Холст не уточнял, но я почему-то ни на мгновение не сомневался, что речь идет о женских глазах.
– Как это – неопределенного? – спросил я.
– Это те, к которым надо тщательно присматриваться, чтобы определить их цвет.
Я посмотрел на Холста и произнес:
– Зачем ты начинаешь говорить о табуретке, желая затем перейти к речи о лошади. Это слишком длинная логическая цепочка. Скажи прямо: хочу женщину! Это же естественно. Или тебе не позволяет твое воспитание?
Еще бы, подумал при этом я. Особняк, приемы, интересные люди. Холст-старший был не аристократ, но и не плебей. Из хорошей фамилии потомственных петербургских интеллигентов. А младший, прожив во Франции в такой атмосфере семь лет, наверняка понемногу превращался в аристократа. Он имел хороший вкус и манеры. В тюрьме этого было не разглядеть. Но здесь я смотрел, как он общается с людьми, как разговаривает с официантами в кафе, как смотрит на статуэтки и картины в витринах, как рассуждает о них. И мне невольно хотелось подражать ему. Сейчас Холсту было двадцать пять. Семь из них он просидел в тюрьме и теперь жадно пытался восполнить этот пробел. Он вступал в разговоры с уличными художниками, работниками музеев, владельцами антикварных лавок и матросами прогулочных теплоходов. Ему все было интересно.

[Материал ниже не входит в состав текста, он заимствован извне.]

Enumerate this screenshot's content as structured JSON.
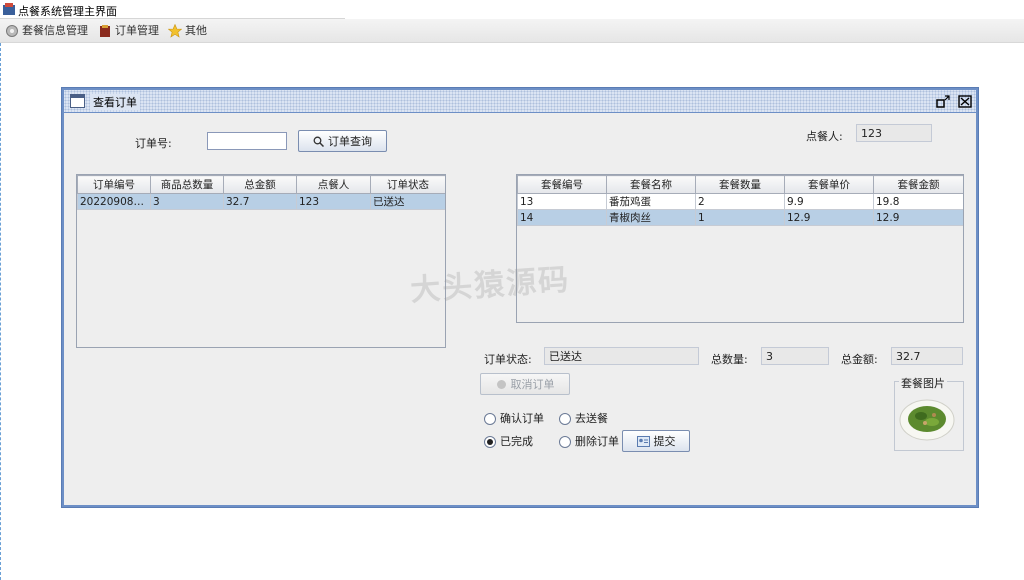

Он подолгу застревал в книжных магазинах, и мне приходилось ждать его на улице. Я не торопил его, более того, глядя со стороны, удивлялся, куда делся тот Холст, что сидел со мной в камере. Одновременно я радовался за него. Он чем-то начинал напоминать мне Виктора.
– А кроме этого, я хочу услышать Луи Армстронга, – сказал Холст, давая понять, что против женщины не возражает, и даже наоборот.
И то и другое мы нашли в одном кафе, возле пристани, где причаливали прогулочные теплоходы.
Мы вошли в него и попросили бармена, типа с серьгой в ушах и татуированными щеками, поставить Армстронга. Тот развел руками, дескать, рад бы, но, к сожалению, у него такого нет. Тогда Холст достал из кармана диск и протянул бармену:
– Пожалуйста.
Когда под низкий, бархатный голос Луи мы присели за столик, на нас обратила внимание парочка, что расположилась справа у стены. Дамам было под тридцать, поджарые, без косметики, с хорошими фигурами, дорого одетые. По западным меркам, девицы хоть куда. Они и сами себе, наверное, такими представлялись. Мы с Холстом тоже были не лыком шиты – два сбежавших уголовника с многолетним воздержанием. Впрочем, такой пикантный факт, если не афишировать первую его половину, играл в этом деле скорей положительную роль. А светлые костюмы от Гуччи, купленные не в сомнительном московском бутике, а в швейцарском солидном магазине, делали наши постные физиономии гораздо привлекательнее. В общем, мы понравились друг другу. И спустя полтора часа вошли все вместе на виллу через дверь, которая потом не открывалась три дня. Наши дамочки оказались из Новой Зеландии.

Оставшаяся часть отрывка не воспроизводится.